Die Probanden hatten eine unbegrenzte Auswahl. Doch trotz eines reichhaltigen Buffets ging ihnen im Laufe des Experiments der Appetit verloren. Die 92 Männer und Frauen zwischen 22 und 45 Jahren mussten für eine Studie fünf Nächte lang mit nur vier Stunden Schlaf auskommen. 70 Prozent der Teilnehmer sagten anschließend, dass sie während dieser Zeit weniger Appetit hatten als wenn sie ausgeschlafen waren. Durchschnittlich legten die Probanden in der kurzen Zeit jedoch trotzdem um 1,31 Kilogramm Gewicht zu. Siobhan Banks von der University of South Australia erklärt ihre Ergebnisse damit, dass die Menschen bei längeren Wachzeiten mehr Zeit zum Essen hätten und zudem im Versuchslabor viel saßen, weshalb sie weniger Energie verbrauchten als sie mit der Nahrung aufnahmen.
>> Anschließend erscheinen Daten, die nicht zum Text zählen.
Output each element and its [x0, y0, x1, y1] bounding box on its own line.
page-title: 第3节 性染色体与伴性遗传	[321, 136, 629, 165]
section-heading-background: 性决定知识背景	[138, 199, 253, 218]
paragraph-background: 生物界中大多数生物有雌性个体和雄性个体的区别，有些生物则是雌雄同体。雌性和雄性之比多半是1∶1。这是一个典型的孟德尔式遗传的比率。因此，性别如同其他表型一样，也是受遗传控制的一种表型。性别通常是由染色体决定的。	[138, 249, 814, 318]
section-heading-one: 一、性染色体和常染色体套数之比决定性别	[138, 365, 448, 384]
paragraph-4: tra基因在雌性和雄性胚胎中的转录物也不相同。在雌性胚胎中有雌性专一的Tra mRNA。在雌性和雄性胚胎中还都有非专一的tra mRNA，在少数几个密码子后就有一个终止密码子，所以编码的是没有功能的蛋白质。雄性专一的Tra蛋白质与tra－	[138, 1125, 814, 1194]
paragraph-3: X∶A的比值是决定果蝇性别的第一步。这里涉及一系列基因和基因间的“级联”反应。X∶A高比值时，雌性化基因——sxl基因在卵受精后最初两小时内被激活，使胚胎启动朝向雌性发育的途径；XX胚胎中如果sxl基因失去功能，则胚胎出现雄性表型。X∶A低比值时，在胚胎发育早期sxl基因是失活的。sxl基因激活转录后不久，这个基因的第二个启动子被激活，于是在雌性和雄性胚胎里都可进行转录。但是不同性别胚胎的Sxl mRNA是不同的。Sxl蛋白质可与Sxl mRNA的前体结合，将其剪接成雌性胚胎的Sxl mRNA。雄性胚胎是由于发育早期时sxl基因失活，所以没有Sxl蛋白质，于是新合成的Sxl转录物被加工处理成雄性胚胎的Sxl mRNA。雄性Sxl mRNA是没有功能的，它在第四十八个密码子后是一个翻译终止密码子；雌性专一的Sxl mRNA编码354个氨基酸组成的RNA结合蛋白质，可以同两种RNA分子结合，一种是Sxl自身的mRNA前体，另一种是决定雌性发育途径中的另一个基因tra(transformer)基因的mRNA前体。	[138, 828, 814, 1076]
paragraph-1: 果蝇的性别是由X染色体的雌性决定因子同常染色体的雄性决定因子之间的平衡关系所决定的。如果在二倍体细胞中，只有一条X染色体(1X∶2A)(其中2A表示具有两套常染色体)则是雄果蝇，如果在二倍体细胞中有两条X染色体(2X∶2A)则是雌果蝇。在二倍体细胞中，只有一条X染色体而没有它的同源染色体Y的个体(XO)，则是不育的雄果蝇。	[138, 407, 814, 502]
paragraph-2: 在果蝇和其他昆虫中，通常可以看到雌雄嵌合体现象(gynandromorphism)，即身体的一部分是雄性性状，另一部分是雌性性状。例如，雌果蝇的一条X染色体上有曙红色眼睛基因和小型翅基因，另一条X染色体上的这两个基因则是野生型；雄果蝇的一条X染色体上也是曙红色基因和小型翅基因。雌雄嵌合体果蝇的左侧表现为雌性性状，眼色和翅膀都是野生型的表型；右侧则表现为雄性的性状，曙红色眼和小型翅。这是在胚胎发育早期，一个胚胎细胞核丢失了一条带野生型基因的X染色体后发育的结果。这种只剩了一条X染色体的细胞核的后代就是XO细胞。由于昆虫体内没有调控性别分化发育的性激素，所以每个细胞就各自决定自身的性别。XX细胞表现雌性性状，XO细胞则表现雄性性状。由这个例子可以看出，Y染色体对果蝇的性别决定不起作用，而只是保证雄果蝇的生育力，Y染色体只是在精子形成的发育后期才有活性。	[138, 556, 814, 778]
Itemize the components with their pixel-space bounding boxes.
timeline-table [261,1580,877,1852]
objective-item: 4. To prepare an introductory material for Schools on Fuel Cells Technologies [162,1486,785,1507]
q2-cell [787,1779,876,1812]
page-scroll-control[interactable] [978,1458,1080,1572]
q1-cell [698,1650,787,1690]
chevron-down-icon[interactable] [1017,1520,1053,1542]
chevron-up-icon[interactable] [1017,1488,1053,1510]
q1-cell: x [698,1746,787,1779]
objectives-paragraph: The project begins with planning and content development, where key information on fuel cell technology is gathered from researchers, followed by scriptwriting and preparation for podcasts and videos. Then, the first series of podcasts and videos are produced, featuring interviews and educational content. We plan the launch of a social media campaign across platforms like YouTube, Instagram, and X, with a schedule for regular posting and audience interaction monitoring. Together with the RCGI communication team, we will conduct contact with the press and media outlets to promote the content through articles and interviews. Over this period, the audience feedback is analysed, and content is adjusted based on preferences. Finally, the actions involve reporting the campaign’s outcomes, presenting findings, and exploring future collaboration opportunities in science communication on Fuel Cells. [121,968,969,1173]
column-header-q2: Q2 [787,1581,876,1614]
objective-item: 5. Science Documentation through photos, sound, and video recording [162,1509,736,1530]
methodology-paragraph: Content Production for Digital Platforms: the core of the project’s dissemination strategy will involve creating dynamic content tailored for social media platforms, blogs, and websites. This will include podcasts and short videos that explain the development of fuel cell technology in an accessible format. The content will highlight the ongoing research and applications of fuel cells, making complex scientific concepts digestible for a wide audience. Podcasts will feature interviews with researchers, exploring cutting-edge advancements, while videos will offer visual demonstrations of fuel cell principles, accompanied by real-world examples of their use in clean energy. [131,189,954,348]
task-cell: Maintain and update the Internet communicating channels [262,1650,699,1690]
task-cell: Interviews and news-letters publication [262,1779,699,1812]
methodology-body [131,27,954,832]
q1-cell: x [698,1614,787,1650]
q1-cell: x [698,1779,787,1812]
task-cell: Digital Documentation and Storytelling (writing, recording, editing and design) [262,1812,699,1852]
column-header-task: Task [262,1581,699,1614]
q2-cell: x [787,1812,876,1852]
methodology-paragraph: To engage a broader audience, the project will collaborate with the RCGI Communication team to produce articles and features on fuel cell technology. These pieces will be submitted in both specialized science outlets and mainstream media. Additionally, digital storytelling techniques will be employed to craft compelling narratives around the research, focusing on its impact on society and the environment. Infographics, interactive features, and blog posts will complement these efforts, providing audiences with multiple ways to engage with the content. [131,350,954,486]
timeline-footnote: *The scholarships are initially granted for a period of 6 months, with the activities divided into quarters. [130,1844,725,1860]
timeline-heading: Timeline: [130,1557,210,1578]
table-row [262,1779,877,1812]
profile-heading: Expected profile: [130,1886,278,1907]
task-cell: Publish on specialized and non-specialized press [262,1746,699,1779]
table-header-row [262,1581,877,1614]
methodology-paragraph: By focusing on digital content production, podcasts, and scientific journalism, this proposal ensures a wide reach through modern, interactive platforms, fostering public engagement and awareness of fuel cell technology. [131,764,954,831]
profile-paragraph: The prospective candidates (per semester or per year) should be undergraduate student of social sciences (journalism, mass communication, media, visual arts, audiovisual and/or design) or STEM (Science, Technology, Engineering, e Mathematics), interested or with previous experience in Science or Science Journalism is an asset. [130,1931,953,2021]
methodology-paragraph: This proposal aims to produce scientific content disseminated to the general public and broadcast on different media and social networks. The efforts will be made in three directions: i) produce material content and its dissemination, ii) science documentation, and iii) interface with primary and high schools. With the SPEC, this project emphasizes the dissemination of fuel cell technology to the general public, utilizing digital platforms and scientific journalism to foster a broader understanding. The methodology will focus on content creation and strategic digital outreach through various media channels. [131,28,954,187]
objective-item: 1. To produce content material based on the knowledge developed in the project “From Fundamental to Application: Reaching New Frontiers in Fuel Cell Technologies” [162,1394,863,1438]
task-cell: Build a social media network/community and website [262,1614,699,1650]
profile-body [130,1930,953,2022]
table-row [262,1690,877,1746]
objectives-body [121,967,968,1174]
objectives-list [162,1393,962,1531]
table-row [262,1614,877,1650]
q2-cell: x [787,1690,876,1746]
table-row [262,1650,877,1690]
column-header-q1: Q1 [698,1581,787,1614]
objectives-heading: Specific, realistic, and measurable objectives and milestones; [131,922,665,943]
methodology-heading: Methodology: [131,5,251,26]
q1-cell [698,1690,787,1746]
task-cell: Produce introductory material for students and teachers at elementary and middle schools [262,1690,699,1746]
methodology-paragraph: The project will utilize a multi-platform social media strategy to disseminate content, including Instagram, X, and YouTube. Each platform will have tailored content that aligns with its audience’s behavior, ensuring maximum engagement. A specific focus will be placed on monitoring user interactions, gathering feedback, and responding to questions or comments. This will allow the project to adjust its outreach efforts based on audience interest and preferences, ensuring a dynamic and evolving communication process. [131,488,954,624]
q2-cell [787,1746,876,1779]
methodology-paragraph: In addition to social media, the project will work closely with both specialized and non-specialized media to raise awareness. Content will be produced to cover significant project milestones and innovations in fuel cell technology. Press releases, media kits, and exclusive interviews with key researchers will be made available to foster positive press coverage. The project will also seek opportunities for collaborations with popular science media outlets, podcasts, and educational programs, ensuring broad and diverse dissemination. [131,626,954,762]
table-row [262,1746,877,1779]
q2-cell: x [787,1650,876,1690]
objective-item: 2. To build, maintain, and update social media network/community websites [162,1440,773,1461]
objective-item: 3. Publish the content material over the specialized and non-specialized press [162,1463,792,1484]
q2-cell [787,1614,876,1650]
Jürgen Zulley, Leiter des Schlafmedizinischen Zentrums am Universitätsklinikum Regensburg, erklärt dieses Phänomen mit dem Hormon Leptin, das sättigend wirkt. "Das wird im Schlaf ausgeschüttet und signalisiert dem Körper, dass er satt ist. Nur so schafft er es, zehn Stunden lang ohne Nahrung auszuhalten, das würde er tagsüber niemals durchhalten." Bei Personen, die weniger schlafen, wird auch weniger Leptin ausgeschüttet. "Da wird der Gang zum Kühlschrank unausweichlich." Aber auch zu viel Schlaf ist ungesund und führt zu Übergewicht. "Allerdings ist die Ursache in diesem Fall noch unklar", sagt Zulley. Manche Ärzte würden Langschläfern - dazu zählt, wer im Schnitt länger als neun Stunden schläft - zu etwas weniger Schlaf raten.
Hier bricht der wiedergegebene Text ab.